One Small Town. A Dilapidated Road. These Are The Russians’ Main Targets In Eastern Ukraine.


A tiny town called Siversk and a potholed road running through it. That’s the current focus of the combined might of the Russian army’s best remaining battalions, as the Kremlin pushes its forces to achieve some kind of tangible victory in eastern Ukraine.

Siversk sits astride the last major road connecting, from west to east, Kramatorsk to Bakhmut to Severodonetsk in the Donbas region, much of which has been under Russian and separatist control since 2014.

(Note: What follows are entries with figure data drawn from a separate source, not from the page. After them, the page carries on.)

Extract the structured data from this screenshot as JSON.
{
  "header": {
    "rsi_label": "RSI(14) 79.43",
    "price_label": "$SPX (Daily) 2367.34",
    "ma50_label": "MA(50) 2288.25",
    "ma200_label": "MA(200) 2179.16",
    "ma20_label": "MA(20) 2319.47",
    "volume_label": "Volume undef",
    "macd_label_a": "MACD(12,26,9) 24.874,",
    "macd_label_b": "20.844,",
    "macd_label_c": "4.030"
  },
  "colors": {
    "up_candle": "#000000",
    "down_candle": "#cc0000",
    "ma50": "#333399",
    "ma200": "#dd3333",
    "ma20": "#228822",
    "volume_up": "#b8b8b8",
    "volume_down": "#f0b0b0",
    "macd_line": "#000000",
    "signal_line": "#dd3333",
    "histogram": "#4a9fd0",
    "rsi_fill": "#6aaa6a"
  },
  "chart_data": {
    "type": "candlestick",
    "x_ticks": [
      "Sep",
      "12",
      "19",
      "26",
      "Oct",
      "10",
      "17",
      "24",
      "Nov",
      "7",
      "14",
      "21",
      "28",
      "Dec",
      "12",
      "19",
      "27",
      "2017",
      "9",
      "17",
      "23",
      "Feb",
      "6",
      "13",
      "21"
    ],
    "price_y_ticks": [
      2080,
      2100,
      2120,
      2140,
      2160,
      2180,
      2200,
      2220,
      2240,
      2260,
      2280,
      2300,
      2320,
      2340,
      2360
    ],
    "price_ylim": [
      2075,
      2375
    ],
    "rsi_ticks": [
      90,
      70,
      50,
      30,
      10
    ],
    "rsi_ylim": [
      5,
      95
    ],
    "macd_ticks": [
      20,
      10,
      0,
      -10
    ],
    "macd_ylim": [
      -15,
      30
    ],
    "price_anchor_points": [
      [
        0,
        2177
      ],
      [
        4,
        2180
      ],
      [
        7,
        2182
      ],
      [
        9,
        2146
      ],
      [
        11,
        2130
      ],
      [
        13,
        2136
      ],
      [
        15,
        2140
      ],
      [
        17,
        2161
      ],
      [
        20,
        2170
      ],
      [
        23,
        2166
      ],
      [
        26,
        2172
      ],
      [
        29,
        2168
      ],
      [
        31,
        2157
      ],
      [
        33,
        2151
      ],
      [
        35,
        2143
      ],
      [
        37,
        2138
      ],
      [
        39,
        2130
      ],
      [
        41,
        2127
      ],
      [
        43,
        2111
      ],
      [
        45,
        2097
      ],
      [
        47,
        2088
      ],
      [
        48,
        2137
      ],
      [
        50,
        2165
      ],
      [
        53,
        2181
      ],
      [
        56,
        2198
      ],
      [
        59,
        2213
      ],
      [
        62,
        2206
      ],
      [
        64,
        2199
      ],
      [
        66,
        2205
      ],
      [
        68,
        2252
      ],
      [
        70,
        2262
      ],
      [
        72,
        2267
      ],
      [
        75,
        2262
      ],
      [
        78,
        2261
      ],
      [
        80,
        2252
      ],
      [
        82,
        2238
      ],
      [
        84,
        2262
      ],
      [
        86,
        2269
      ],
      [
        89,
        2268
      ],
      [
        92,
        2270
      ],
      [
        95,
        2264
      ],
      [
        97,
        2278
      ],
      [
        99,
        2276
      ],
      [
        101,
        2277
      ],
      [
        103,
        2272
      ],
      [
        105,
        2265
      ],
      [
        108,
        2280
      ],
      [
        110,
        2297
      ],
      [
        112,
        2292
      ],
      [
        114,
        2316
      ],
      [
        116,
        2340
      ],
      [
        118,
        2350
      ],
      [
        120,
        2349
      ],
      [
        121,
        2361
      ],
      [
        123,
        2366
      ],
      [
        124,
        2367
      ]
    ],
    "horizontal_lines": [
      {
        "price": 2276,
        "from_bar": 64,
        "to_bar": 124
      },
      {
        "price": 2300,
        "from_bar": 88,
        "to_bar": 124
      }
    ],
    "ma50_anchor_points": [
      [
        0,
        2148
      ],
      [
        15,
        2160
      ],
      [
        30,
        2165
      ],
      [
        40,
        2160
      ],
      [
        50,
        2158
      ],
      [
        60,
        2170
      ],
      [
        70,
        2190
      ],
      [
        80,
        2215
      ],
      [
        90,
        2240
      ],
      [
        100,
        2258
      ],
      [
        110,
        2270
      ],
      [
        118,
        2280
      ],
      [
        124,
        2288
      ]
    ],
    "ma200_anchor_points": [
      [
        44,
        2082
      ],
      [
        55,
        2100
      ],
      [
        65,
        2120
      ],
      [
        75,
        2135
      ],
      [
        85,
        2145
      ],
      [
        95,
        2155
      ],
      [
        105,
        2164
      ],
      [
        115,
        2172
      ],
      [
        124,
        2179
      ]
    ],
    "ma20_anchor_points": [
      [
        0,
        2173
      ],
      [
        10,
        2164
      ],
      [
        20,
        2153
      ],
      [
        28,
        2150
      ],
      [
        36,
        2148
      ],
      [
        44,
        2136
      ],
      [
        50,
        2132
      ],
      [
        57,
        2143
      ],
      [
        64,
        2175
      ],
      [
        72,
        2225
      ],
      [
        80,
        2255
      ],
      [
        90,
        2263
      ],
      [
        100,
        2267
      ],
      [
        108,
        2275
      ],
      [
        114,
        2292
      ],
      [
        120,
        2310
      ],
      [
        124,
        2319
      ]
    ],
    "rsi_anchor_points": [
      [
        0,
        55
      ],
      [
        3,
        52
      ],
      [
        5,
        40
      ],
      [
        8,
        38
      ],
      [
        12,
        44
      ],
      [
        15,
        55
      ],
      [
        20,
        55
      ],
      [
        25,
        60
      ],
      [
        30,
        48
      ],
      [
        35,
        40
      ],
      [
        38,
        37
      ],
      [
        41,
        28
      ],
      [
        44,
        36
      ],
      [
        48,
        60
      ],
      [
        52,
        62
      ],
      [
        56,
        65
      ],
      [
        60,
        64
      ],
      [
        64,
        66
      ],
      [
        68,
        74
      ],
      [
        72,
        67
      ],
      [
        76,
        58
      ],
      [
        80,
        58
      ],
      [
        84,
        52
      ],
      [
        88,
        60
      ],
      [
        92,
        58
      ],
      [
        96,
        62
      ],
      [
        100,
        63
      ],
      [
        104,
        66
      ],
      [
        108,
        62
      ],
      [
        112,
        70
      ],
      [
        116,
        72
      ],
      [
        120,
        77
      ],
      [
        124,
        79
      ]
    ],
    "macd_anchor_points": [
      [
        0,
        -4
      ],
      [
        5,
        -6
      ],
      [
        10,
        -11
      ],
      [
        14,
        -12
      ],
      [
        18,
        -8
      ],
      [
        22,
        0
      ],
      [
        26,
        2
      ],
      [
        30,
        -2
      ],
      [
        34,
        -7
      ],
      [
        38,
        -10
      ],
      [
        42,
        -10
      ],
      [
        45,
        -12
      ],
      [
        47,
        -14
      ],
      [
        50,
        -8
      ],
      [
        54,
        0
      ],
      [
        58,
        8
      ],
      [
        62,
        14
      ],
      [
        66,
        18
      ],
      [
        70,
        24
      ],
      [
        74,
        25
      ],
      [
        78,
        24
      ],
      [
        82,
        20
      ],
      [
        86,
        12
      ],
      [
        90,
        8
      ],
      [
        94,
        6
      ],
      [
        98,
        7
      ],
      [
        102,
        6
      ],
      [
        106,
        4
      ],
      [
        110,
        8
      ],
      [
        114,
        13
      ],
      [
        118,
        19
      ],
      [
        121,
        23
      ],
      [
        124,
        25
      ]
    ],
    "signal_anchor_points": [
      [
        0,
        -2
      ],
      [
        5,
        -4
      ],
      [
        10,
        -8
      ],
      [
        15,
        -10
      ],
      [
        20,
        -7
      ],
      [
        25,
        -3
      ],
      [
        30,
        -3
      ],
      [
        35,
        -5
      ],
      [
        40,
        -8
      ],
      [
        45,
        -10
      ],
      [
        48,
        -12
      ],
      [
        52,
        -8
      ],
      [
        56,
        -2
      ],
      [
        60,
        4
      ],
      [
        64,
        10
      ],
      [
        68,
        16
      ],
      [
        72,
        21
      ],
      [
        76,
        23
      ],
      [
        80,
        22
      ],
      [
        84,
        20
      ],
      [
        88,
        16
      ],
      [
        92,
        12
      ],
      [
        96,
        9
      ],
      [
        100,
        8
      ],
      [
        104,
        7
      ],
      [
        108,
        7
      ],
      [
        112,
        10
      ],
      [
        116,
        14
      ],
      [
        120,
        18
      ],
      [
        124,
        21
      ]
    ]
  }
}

But several Ukrainian brigades with thousands of troops between them are holding out in Severodonestk, the last city that Kyiv controls on the eastern bank of the Donets River near the old line of contact separating Russian and Ukrainian forces.

The Russians control territory north of Severodonetsk around the town of Lyman. They also control territory south of Severodonetsk around the town of Popasna. Now they’re aiming for Siversk, hoping to block the road and cut the main supply line to the Severodonetsk garrison.

“Russian enemy is trying to improve the tactical situation in the Bakhmut direction, to disrupt the logistics of our troops,” the Ukrainian general staff reported on Friday.

Without a road link, the garrison would rely on existing stockpiles plus whatever supplies low-flying helicopters can slip in at night. The potential for disaster for Kyiv would be enormous.

Thus the fight for Siversk, if and when it comes, could be brutal. Commanders and troops on both sides understand the stakes. Moscow needs a win to bolster the flagging morale of its battered formations. Kyiv, meanwhile, needs to show the world it still can hold off the Russians—and all those billions of dollars worth of weapons its allies are providing aren’t going to waste.

Elsewhere in Ukraine, the front lines are fairly static. In the north, the Ukrainians rolled back Russian advances around Kyiv and Kharkiv. In the south, the Russian offensive ground to halt just outside the port of Kherson. The Kremlin is shipping 60-year-old T-62 tanks to its forces in the south in a desperate bid to make good their deep losses.


But the fighting in Donbas is fluid. Most of the Russian army’s best units—including one company with the latest BMP-T fighting vehicle—have deployed around the Severodonetsk salient, giving the Russians’ a numerical and firepower advantage over the Ukrainian forces in the area.

In the past couple of weeks, Russian parachute battalions, reinforced by Wagner Group mercenaries, have advanced nearly 10 miles north of Popasna, crossing a third of the salient. Other Russian forces seized Lyman. “Russian forces have made steady, incremental gains in heavy fighting in eastern Ukraine in the past several days, though Ukrainian defenses remain effective overall,” noted the Institute for the Study of War in Washington, D.C.

Russian advances have placed the Siversk road—and the town itself, of course—in range of medium artillery. Russian pilots have bombed Siversk, too, although at great risk to their own safety. Ukrainian volunteers have been braving bombardment to help Siversk residents evacuate. Kyiv’s logisticians face the same danger every time they try to force supplies through to Severodonestk.

What happens next in Siversk—and, by extension, in Severodonetsk—depends on how much combat power the depleted Russian army has left after a two-week push around Lyman and Popasna. It also depends on how many fresh troops Ukraine has managed to push toward Siversk. Logistics are critical for both sides.

“Russia is pressuring the Severodonetsk pocket, although Ukraine retains control of multiple defended sectors, denying Russia full control of the Donbas,” the U.K. Defense Ministry reported on Friday. That could change in coming weeks.